En la película Melancholia (2011), aquel largometraje con vocablo que casi parece impregnarse en la boca con que se nombra, el mítico director Lars Von Trier hace acopio de su bagaje como autor adorado o tedioso, según el bando al que se pertenezca en tales afirmaciones. Hasta aquí el inciso, porque si algo real conforma las obras maestras, los momentos sublimes del arte, es la superposición de lo bello por encima de todas las ideas del gusto. Una secuencia introductoria emula la desaparición de la Tierra, absorbida casi por amor o muerte por un planeta mayor, alternando imágenes suspendidas en el tiempo. Lo precioso de la emoción humana es pensar que, en algún lugar del universo, un espectador emocionado hace burla al pase cinéfilo y vuelve para el siguiente, casi desnudo, a ser acogido de nuevo por la música.
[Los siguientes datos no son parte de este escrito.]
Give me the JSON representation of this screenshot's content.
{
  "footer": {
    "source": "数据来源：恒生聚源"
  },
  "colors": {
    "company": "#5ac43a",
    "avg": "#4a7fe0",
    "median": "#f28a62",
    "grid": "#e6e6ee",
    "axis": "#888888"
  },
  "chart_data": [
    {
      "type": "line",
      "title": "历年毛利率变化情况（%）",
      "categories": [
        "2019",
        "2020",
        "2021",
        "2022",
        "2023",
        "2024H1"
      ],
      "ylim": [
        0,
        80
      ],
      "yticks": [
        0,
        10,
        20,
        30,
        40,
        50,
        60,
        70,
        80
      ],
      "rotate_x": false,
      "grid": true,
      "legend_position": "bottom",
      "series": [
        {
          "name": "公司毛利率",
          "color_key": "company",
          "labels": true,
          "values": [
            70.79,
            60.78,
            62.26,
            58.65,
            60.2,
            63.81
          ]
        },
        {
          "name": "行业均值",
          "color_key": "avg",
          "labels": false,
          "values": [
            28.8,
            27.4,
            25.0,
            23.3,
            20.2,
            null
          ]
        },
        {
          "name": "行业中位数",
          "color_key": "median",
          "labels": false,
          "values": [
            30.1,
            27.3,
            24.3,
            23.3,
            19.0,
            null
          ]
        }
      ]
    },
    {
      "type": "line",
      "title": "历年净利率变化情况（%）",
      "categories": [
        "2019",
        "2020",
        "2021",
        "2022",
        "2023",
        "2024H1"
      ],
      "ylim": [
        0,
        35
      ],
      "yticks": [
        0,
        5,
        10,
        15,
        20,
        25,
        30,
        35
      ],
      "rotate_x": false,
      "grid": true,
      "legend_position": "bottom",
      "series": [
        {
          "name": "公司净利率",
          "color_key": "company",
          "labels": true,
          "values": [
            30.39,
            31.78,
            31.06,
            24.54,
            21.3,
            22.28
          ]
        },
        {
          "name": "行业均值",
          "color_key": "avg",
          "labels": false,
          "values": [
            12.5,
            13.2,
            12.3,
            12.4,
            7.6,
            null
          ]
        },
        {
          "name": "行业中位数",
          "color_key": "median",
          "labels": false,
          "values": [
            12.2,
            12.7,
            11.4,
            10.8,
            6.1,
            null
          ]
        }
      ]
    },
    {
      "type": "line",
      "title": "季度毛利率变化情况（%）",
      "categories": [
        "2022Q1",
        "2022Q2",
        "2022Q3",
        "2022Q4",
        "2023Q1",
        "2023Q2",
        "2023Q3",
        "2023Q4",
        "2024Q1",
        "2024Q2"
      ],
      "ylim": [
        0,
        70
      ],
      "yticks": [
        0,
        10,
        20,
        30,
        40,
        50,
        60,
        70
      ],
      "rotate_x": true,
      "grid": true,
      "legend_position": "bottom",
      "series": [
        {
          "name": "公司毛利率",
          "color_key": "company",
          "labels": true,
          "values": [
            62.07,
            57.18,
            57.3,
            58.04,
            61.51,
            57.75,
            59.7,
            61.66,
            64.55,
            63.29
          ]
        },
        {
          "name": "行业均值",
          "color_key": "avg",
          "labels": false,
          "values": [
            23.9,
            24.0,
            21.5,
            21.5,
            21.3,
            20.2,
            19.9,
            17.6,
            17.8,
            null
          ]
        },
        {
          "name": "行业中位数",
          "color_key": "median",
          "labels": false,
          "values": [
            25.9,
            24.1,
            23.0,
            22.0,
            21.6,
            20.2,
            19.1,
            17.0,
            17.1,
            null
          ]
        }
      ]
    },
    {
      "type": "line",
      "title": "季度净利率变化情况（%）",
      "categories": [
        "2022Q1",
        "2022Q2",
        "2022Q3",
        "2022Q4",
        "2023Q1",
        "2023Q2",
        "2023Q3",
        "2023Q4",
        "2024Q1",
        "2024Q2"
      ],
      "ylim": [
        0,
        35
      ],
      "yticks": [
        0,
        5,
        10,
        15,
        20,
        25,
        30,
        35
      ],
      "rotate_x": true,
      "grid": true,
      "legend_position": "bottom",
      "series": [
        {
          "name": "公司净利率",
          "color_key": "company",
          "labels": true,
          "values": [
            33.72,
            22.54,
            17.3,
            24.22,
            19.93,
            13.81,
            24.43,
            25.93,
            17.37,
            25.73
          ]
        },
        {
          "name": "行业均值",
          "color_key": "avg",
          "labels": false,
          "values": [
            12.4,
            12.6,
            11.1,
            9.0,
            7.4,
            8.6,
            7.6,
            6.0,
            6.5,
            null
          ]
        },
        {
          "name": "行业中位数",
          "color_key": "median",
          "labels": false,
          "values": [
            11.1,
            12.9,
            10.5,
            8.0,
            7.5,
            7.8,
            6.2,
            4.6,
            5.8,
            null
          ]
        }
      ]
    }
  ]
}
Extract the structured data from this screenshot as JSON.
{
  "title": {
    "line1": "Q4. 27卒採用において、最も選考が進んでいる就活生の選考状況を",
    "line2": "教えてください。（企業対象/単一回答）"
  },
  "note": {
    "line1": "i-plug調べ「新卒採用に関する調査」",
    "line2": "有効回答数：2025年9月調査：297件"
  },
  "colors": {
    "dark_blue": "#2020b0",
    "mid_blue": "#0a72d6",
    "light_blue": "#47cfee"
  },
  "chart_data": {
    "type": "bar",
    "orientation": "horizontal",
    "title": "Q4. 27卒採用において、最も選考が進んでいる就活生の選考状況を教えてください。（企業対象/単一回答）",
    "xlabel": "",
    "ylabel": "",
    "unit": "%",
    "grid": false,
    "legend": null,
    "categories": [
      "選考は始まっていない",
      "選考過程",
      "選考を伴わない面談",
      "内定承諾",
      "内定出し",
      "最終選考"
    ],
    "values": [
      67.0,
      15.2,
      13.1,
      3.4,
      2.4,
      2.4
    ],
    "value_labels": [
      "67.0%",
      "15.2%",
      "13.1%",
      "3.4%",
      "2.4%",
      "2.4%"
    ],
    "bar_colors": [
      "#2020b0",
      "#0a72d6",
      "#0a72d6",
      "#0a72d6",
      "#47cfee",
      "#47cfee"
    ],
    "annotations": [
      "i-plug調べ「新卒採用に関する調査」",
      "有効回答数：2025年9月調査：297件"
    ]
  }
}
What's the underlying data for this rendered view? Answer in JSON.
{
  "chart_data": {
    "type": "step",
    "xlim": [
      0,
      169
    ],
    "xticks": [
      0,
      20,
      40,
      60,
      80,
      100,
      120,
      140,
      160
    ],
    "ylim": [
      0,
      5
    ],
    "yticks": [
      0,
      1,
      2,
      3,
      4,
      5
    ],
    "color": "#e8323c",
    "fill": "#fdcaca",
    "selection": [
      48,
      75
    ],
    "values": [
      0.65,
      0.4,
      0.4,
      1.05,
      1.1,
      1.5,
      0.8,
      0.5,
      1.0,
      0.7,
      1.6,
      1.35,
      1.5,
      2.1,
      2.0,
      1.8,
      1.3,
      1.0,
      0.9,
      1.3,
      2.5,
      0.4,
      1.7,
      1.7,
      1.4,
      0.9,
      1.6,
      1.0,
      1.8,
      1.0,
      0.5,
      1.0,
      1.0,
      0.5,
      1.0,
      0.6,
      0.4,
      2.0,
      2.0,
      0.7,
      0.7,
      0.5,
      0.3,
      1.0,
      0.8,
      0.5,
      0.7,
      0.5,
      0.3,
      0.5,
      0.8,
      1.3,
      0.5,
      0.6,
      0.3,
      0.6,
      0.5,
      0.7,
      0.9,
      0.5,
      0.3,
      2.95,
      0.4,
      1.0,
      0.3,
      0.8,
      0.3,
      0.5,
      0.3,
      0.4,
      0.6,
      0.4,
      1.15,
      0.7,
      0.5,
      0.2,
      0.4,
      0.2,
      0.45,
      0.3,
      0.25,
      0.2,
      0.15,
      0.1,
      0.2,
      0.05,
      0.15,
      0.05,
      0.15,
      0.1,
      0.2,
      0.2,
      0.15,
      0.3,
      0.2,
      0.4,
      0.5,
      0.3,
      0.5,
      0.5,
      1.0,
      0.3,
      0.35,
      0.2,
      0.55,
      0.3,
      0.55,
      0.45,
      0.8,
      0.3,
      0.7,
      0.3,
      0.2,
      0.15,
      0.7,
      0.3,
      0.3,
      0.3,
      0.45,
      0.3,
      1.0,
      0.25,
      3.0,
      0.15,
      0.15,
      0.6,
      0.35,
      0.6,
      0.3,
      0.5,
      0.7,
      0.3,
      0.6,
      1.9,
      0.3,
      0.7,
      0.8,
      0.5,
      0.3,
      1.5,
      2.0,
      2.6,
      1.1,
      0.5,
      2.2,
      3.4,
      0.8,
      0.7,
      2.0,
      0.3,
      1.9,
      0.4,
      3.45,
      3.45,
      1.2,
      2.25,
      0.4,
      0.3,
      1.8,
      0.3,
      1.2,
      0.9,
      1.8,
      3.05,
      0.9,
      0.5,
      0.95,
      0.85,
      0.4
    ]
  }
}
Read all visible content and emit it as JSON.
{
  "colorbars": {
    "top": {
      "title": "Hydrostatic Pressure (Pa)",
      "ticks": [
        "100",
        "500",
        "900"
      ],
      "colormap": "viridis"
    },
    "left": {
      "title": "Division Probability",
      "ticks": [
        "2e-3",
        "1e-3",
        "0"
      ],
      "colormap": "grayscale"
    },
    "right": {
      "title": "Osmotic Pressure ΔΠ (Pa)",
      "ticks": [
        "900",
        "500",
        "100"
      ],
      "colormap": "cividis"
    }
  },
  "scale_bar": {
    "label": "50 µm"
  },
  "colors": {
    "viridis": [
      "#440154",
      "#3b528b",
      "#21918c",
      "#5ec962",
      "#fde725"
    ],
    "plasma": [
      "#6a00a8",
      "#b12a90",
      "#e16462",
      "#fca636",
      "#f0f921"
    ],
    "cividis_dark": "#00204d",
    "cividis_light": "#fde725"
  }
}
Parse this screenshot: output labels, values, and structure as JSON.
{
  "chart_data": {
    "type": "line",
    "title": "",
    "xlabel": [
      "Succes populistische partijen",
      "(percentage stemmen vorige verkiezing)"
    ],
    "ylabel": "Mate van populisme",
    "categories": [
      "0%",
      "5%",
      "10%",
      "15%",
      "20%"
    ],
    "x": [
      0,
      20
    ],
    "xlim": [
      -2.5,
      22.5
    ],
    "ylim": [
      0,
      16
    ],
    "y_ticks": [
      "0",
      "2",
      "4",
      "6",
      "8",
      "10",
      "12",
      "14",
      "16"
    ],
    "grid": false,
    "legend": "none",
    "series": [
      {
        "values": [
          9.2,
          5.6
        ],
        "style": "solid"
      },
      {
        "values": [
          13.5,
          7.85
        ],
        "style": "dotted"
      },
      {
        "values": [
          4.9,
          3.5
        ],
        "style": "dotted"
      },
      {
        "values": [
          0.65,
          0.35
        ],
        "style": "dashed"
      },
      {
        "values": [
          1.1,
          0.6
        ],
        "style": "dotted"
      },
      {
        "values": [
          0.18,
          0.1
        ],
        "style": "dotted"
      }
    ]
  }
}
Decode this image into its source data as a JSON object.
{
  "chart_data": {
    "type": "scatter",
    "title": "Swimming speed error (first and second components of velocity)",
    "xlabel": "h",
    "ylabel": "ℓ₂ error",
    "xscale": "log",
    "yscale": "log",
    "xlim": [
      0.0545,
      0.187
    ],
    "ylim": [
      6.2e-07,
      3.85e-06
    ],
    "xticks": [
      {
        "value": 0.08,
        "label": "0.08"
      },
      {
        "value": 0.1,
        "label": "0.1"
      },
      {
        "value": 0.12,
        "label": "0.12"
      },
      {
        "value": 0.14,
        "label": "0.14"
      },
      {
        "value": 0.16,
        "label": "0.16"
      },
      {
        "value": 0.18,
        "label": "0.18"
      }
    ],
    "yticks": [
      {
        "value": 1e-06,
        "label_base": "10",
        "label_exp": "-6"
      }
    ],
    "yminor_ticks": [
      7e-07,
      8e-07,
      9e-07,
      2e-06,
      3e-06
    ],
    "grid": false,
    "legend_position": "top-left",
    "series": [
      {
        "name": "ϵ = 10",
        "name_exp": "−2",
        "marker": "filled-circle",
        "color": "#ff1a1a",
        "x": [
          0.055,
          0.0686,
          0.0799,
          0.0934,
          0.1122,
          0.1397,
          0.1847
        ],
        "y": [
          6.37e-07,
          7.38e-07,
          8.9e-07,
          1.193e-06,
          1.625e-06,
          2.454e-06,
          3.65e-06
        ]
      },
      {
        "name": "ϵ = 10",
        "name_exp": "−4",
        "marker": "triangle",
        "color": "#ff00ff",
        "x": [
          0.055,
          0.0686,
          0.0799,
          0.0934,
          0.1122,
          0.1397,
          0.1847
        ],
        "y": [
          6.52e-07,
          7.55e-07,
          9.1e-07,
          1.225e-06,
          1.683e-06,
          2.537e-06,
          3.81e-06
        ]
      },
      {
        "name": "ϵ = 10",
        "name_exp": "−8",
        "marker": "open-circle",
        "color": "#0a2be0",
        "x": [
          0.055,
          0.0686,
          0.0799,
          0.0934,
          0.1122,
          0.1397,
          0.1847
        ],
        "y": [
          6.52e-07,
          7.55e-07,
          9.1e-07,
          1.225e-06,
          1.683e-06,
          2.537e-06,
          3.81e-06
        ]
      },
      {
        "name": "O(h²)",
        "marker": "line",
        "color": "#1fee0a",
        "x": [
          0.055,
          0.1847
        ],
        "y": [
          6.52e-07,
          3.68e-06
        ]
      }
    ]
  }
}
La ópera “Tristán e Isolda”, que hoy os traemos, representa la composición clave con que Richard Wagner influiría hasta límites insospechados en la Historia musical centroeuropea. Hecho notable es que incluso la primera armonía de la obra fue denominada, con carácter propio, como el “acorde de Tristán”. El estreno en 1865 de la historia principesa (sic) con fuertes referencias al amor medieval y renacentista, supondrían un jugo valioso que alimentara las ideas propias del Romanticismo, la cima del amor realizado, según Wagner.
Su Preludio es, sin duda, un motivo precioso con que sacudirse, sereno o exaltado, a lo largo de su tempo. También un espacio para dejar absorbernos, como un cuerpo celeste, por ese otro, eso otro, que nos conmueve, nos engulle y nos hace más grandes. Buen jueves.